Cathy Hutch is ‘Free Wheelin’

Cathy Hutch

We’re sitting in a field of green, the wind gently shaking the grass beneath our hands and feet on this warm summer day. A humble guitar strums gentle, folky chords that fill up the air around us. The chords seem to compliment the breeze, easily drifting through the atmosphere and carrying all of our cares and worries away with them. There’s a dash of 12 bar blues in their sway, and just like our closest friends in life, it isn’t going away for nothing – and I mean nothing. Instead, it’s getting stronger, breaking way to a spicy lead guitar that smokes up the field like a wild bonfire on the beach. A melodic poem, almost a sonnet, is sung by the lead singer, a woman after Joni Mitchell’s own heart.

 

No, this isn’t a scene out of a postmodern watercolor painting. This is just a taste of “Good Friends Like You,” from the new album Free Wheelin’by Cathy Hutch. The splendorous landscape that it dwells in.

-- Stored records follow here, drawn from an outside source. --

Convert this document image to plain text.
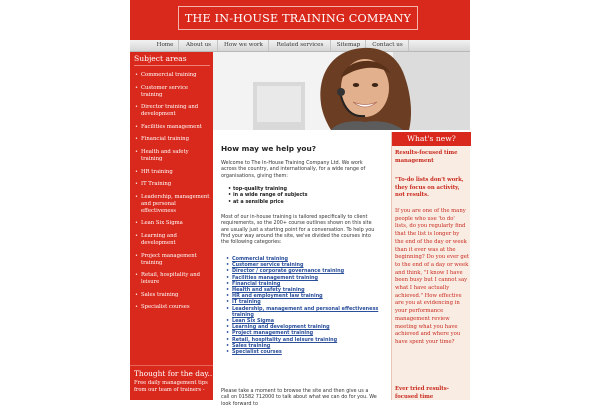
THE IN-HOUSE TRAINING COMPANY
Home	About us	How we work	Related services	Sitemap	Contact us
Subject areas
• Commercial training
• Customer service training
• Director training and development
• Facilities management
• Financial training
• Health and safety training
• HR training
• IT Training
• Leadership, management and personal effectiveness
• Lean Six Sigma
• Learning and development
• Project management training
• Retail, hospitality and leisure
• Sales training
• Specialist courses
Thought for the day...
Free daily management tips from our team of trainers -
How may we help you?

Welcome to The In-House Training Company Ltd. We work across the country, and internationally, for a wide range of organisations, giving them:

• top-quality training
• in a wide range of subjects
• at a sensible price

Most of our in-house training is tailored specifically to client requirements, so the 200+ course outlines shown on this site are usually just a starting point for a conversation. To help you find your way around the site, we've divided the courses into the following categories:

• Commercial training
• Customer service training
• Director / corporate governance training
• Facilities management training
• Financial training
• Health and safety training
• HR and employment law training
• IT training
• Leadership, management and personal effectiveness training
• Lean Six Sigma
• Learning and development training
• Project management training
• Retail, hospitality and leisure training
• Sales training
• Specialist courses

Please take a moment to browse the site and then give us a call on 01582 712000 to talk about what we can do for you. We look forward to

What's new?
Results-focused time management
"To-do lists don't work, they focus on activity, not results.
If you are one of the many people who use 'to do' lists, do you regularly find that the list is longer by the end of the day or week than it ever was at the beginning? Do you ever get to the end of a day or week and think, "I know I have been busy but I cannot say what I have actually achieved." How effective are you at evidencing in your performance management review meeting what you have achieved and where you have spent your time?
Ever tried results-focused time
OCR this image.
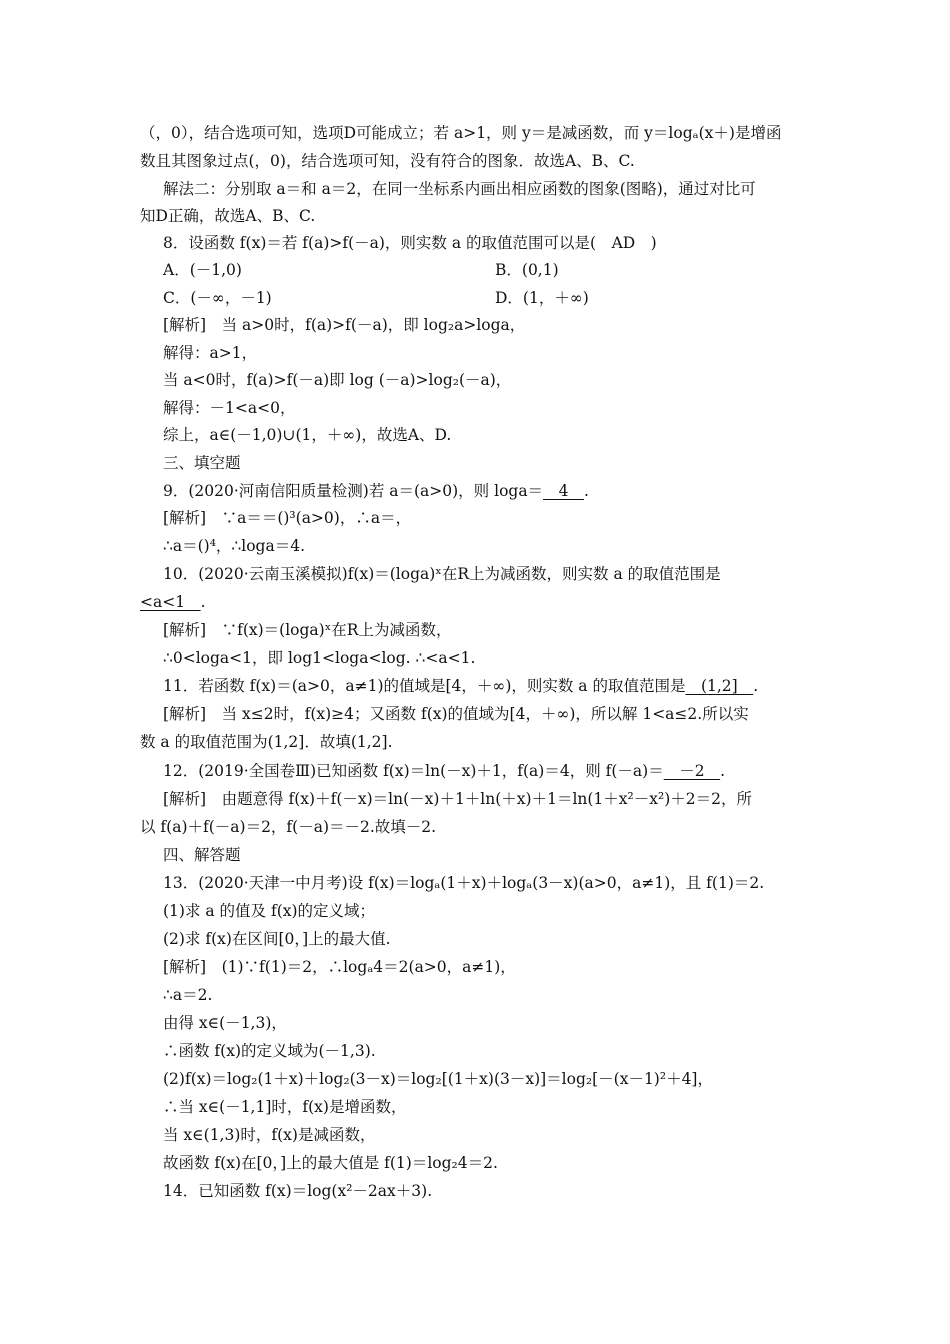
（，0），结合选项可知，选项D可能成立；若 a>1，则 y＝是减函数，而 y＝logₐ(x＋)是增函
数且其图象过点(，0)，结合选项可知，没有符合的图象．故选A、B、C.
解法二：分别取 a＝和 a＝2，在同一坐标系内画出相应函数的图象(图略)，通过对比可
知D正确，故选A、B、C.
8．设函数 f(x)＝若 f(a)>f(－a)，则实数 a 的取值范围可以是(　AD　)
A．(－1,0)	B．(0,1)
C．(－∞，－1)	D．(1，＋∞)
[解析]　当 a>0时，f(a)>f(－a)，即 log₂a>loga，
解得：a>1，
当 a<0时，f(a)>f(－a)即 log (－a)>log₂(－a)，
解得：－1<a<0，
综上，a∈(－1,0)∪(1，＋∞)，故选A、D.
三、填空题
9．(2020·河南信阳质量检测)若 a＝(a>0)，则 loga＝　4　.
[解析]　∵a＝＝()³(a>0)，∴a＝，
∴a＝()⁴，∴loga＝4.
10．(2020·云南玉溪模拟)f(x)＝(loga)ˣ在R上为减函数，则实数 a 的取值范围是
<a<1　.
[解析]　∵f(x)＝(loga)ˣ在R上为减函数，
∴0<loga<1，即 log1<loga<log. ∴<a<1.
11．若函数 f(x)＝(a>0，a≠1)的值域是[4，＋∞)，则实数 a 的取值范围是　(1,2]　.
[解析]　当 x≤2时，f(x)≥4；又函数 f(x)的值域为[4，＋∞)，所以解 1<a≤2.所以实
数 a 的取值范围为(1,2]．故填(1,2].
12．(2019·全国卷Ⅲ)已知函数 f(x)＝ln(－x)＋1，f(a)＝4，则 f(－a)＝　－2　.
[解析]　由题意得 f(x)＋f(－x)＝ln(－x)＋1＋ln(＋x)＋1＝ln(1＋x²－x²)＋2＝2，所
以 f(a)＋f(－a)＝2，f(－a)＝－2.故填－2.
四、解答题
13．(2020·天津一中月考)设 f(x)＝logₐ(1＋x)＋logₐ(3－x)(a>0，a≠1)，且 f(1)＝2.
(1)求 a 的值及 f(x)的定义域；
(2)求 f(x)在区间[0，]上的最大值.
[解析]　(1)∵f(1)＝2，∴logₐ4＝2(a>0，a≠1)，
∴a＝2.
由得 x∈(－1,3)，
∴函数 f(x)的定义域为(－1,3).
(2)f(x)＝log₂(1＋x)＋log₂(3－x)＝log₂[(1＋x)(3－x)]＝log₂[－(x－1)²＋4]，
∴当 x∈(－1,1]时，f(x)是增函数，
当 x∈(1,3)时，f(x)是减函数，
故函数 f(x)在[0，]上的最大值是 f(1)＝log₂4＝2.
14．已知函数 f(x)＝log(x²－2ax＋3).
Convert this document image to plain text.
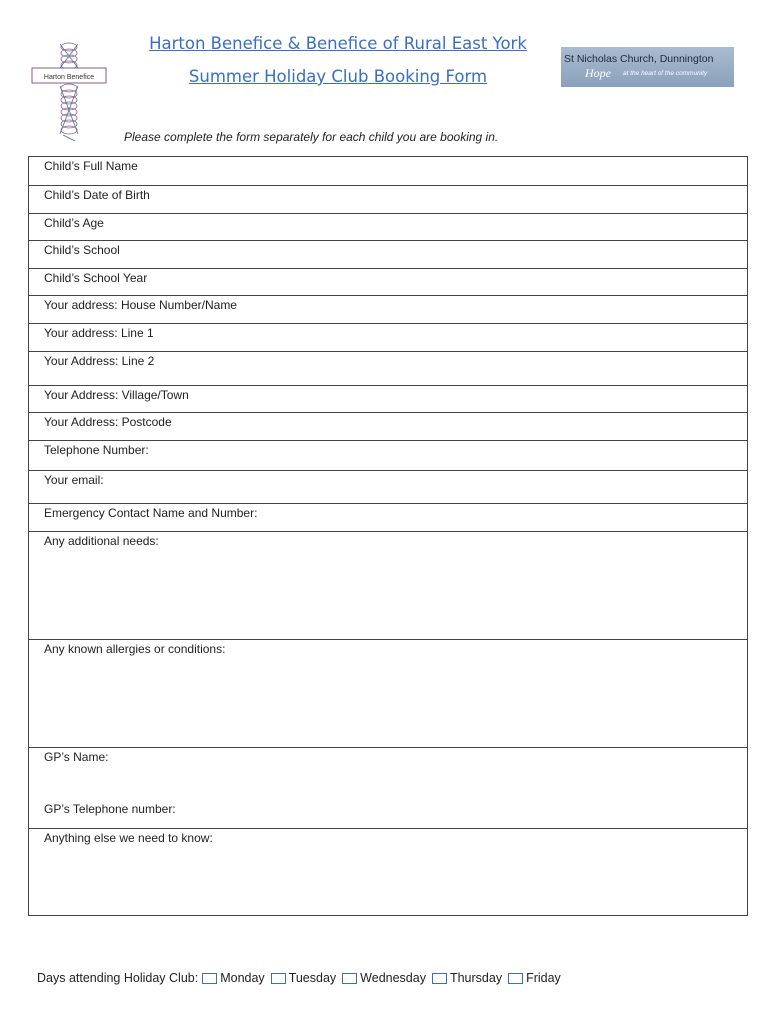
Harton Benefice
Harton Benefice & Benefice of Rural East York
Summer Holiday Club Booking Form
St Nicholas Church, Dunnington
Hope at the heart of the community
Please complete the form separately for each child you are booking in.
Child’s Full Name
Child’s Date of Birth
Child’s Age
Child’s School
Child’s School Year
Your address: House Number/Name
Your address: Line 1
Your Address: Line 2
Your Address: Village/Town
Your Address: Postcode
Telephone Number:
Your email:
Emergency Contact Name and Number:
Any additional needs:
Any known allergies or conditions:
GP’s Name:
GP’s Telephone number:
Anything else we need to know:
Days attending Holiday Club: Monday Tuesday Wednesday Thursday Friday
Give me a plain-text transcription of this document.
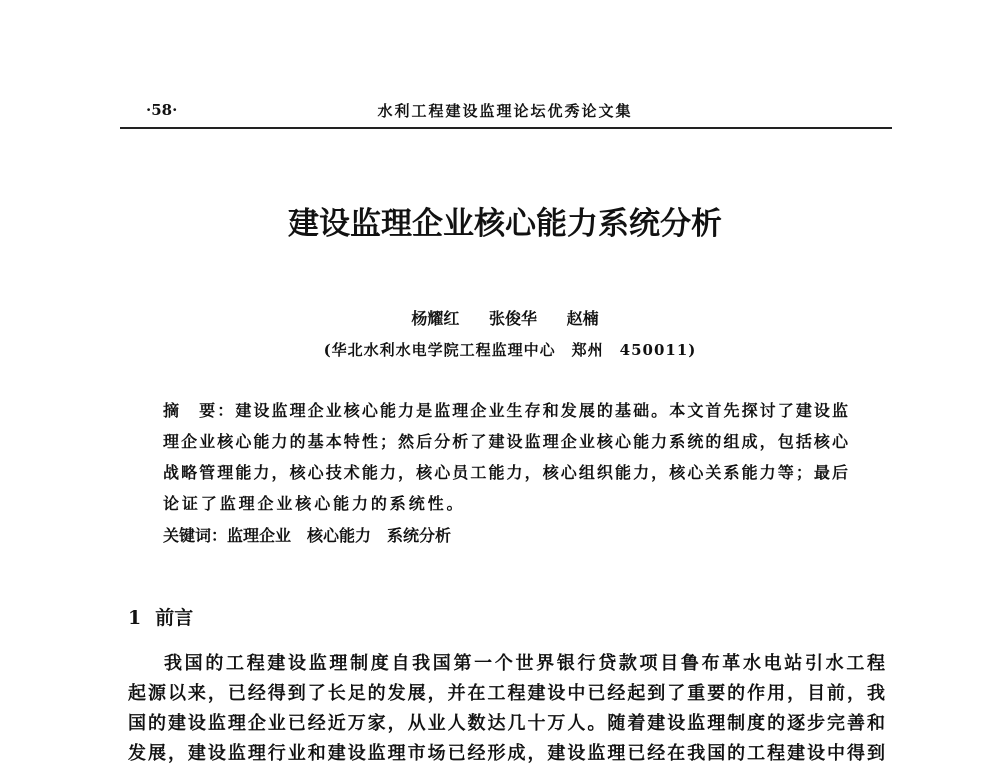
·58·	水利工程建设监理论坛优秀论文集
建设监理企业核心能力系统分析
杨耀红 张俊华 赵楠
(华北水利水电学院工程监理中心　郑州　450011)
摘　要：建设监理企业核心能力是监理企业生存和发展的基础。本文首先探讨了建设监
理企业核心能力的基本特性；然后分析了建设监理企业核心能力系统的组成，包括核心
战略管理能力，核心技术能力，核心员工能力，核心组织能力，核心关系能力等；最后
论证了监理企业核心能力的系统性。
关键词：监理企业 核心能力 系统分析
1 前言
我国的工程建设监理制度自我国第一个世界银行贷款项目鲁布革水电站引水工程
起源以来，已经得到了长足的发展，并在工程建设中已经起到了重要的作用，目前，我
国的建设监理企业已经近万家，从业人数达几十万人。随着建设监理制度的逐步完善和
发展，建设监理行业和建设监理市场已经形成，建设监理已经在我国的工程建设中得到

I wasn’t familiar with her work before I listened to Free Wheelin’, but not only was I taken aback by the level of talent I heard in Hutch and her accompanying band, I was surprised that she had escaped my attention in the years that I’ve been following and covering singer/songwriters.

 

Much like her heroes Melissa Etheridge and Tanya Tucker, Cathy Hutch isn’t limited by country music’s acoustic, simplistic song structures. Like a fierce wind that propels a tornado, she unleashes an aggressive release of emotion that is only matched by the mammoth size of her bold, electrified blues riffing. To call her a country singer wouldn’t be very fair, and to call her a traditional rock n’ roller would seem a little unfitting as well.

 

Her sound is deeply steeped in country’s homespun lyrics that are more akin to storytelling than poetic rhyming, but her style is unarguably of the punk rock aesthetic. She’s a rebel, a free spirit, a freewheeling troubadour that can express as much love as she can regret. There’s a self-awareness that demonstrates incredible humility in her music, especially in songs like “Attitude of Gratitude” and “To Say Goodbye.” In “To Say Goodbye,” I almost felt like the guitar was grieving the loss of a lover as much as Hutch was through her lyrics. She’s gripping and enthralling in her prose, and to the point where I could easily see her writing a bestselling book of poetry if she felt inspired to do so.

 

Cathy Hutch gives us so many flavors and accents to appreciate on Free Wheelin’ that it leaves listeners eager to hear more from the critically acclaimed singer/songwriter, and personally I can’t wait to see how she chooses to follow up this album. There are so many different directions she could choose to go, whether it’s expanding on the band-oriented format we’re hearing now, or perhaps pursuing a more vocal-driven solo sound that centers more on her dynamic range and writing capabilities. Will she tour in support of big names in the country community, or will she take the indie route of playing smaller, more intimate gigs as she has in the past? Whatever she decides, her following is bound to keep growing as she continues to refine her craft.